S’agissant des DM et traitements basés sur les données et nouvelles technologies, quels sont vos conseils ?

Patrice Navarro. Aujourd’hui, les innovations foisonnent, allant des nouvelles applications de santé connectées à l’amélioration des algorithmes d’aide au diagnostic, en passant par les thérapies géniques. Toutes ces avancées et pratiques inédites nécessitent un traitement massif de données personnelles sensibles. Il est essentiel pour les fabricants de dispositifs médicaux, les laboratoires pharmaceutiques et les différents acteurs impliqués dans ces innovations de recevoir des conseils multidisciplinaires et hautement spécialisés dans ce secteur afin de les aider à trouver des solutions face aux obstacles juridiques que peut représenter une telle rupture.
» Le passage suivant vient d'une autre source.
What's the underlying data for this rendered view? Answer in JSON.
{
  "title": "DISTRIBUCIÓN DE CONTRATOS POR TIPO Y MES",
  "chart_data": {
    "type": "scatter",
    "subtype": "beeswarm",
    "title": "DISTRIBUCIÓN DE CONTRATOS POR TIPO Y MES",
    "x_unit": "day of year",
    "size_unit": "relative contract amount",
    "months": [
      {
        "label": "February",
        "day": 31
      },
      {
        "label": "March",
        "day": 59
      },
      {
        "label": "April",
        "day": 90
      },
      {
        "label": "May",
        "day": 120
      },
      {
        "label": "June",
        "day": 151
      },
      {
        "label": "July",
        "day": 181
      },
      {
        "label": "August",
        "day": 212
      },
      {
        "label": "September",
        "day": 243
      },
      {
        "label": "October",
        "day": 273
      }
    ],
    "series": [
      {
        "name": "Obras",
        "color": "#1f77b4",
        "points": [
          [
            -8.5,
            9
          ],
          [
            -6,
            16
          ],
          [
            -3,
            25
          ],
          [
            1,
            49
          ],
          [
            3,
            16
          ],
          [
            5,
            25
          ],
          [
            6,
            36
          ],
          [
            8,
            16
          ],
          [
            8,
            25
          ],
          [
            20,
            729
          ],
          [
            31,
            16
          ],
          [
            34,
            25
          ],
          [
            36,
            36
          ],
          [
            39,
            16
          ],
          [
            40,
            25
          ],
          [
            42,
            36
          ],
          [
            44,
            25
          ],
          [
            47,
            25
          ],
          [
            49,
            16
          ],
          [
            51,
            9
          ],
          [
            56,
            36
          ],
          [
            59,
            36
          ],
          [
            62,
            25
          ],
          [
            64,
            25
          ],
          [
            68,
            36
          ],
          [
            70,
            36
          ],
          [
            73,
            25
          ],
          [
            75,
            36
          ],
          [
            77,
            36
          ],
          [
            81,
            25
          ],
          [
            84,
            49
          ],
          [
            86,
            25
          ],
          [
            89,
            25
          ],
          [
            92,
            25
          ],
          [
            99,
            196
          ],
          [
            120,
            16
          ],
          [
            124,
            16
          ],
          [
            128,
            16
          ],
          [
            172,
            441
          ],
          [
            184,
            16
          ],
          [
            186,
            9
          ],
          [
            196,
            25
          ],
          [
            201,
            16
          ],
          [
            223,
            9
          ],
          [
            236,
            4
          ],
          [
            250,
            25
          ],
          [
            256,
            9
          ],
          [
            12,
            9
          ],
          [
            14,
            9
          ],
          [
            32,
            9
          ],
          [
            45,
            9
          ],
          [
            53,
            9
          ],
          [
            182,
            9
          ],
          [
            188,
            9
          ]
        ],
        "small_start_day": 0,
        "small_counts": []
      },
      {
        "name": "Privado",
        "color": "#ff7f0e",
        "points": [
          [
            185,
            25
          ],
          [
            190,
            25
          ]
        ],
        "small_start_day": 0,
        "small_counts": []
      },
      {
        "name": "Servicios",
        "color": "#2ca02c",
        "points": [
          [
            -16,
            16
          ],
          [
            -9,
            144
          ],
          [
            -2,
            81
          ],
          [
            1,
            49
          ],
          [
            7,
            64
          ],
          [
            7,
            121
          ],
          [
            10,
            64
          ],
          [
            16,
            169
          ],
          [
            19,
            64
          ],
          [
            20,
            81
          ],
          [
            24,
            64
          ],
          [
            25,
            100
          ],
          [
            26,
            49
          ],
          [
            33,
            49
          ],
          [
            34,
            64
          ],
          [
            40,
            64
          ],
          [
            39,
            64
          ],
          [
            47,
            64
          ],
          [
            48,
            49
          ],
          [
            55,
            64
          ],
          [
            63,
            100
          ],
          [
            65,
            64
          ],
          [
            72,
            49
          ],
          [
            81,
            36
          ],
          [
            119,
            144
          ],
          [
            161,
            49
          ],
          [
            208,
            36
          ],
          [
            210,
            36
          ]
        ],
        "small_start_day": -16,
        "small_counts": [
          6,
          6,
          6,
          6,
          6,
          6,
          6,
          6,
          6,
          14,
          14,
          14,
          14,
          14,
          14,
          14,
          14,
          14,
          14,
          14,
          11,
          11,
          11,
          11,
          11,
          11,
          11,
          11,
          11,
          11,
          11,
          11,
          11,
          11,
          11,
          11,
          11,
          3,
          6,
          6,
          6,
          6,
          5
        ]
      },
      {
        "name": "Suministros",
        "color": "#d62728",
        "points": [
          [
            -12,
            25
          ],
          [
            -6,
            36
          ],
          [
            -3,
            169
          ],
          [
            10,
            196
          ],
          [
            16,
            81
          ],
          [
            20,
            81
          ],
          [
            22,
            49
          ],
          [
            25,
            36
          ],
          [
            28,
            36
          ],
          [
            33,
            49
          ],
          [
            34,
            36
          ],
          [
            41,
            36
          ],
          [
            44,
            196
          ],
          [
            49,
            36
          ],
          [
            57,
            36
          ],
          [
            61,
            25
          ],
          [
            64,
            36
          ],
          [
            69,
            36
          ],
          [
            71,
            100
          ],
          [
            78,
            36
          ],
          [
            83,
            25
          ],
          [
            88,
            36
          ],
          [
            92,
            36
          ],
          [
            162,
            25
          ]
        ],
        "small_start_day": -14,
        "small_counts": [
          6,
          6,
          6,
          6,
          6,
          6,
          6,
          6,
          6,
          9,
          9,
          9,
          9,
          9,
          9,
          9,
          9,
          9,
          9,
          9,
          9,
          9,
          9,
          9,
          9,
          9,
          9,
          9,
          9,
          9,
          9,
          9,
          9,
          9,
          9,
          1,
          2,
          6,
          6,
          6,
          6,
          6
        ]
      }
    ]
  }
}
C’est ce que nous proposons. 

Grâce à nos équipes data et IT expertes dans le domaine de la santé, qui travaillent en étroite collaboration avec nos spécialistes de la réglementation, de l’accès au marché, des contrats et de la propriété intellectuelle dans le secteur de la santé, nous formons un ensemble uni capable d’offrir une approche cohérente, pratique et expérimentée pour guider nos clients. Nous avons l’expérience nécessaire pour passer d’un "ce n’est pas possible" à un "voici comment procéder".

Actifs au conseil, contentieux et en lobbying, vous occupez un rôle pivot. Quelles sont vos recommandations pour les acteurs du secteur ?

C. D. Ces derniers temps, je constate que les industriels, historiquement très conservateurs, se défendent de plus en plus. Ils se sont notamment aperçus que la politique de frilosité ne fonctionnait pas. Sans forcément aller au tribunal, nous les aidons par notre vision à la croisée entre le conseil et le contentieux à atteindre leur but.

M. S. Je partage l’avis de Charlotte : les acteurs ne doivent pas manquer d’audace face à une réglementation qui permet souvent bien plus que ce qu’une lecture conservatrice laisserait entendre. La mise en oeuvre de solutions technologiques d’accompagnement des patients en est un exemple. Le conseil d’une équipe pluridisciplinaire reste, dans ce contexte, un atout pour développer une approche prudente basée sur une gestion appropriée des risques.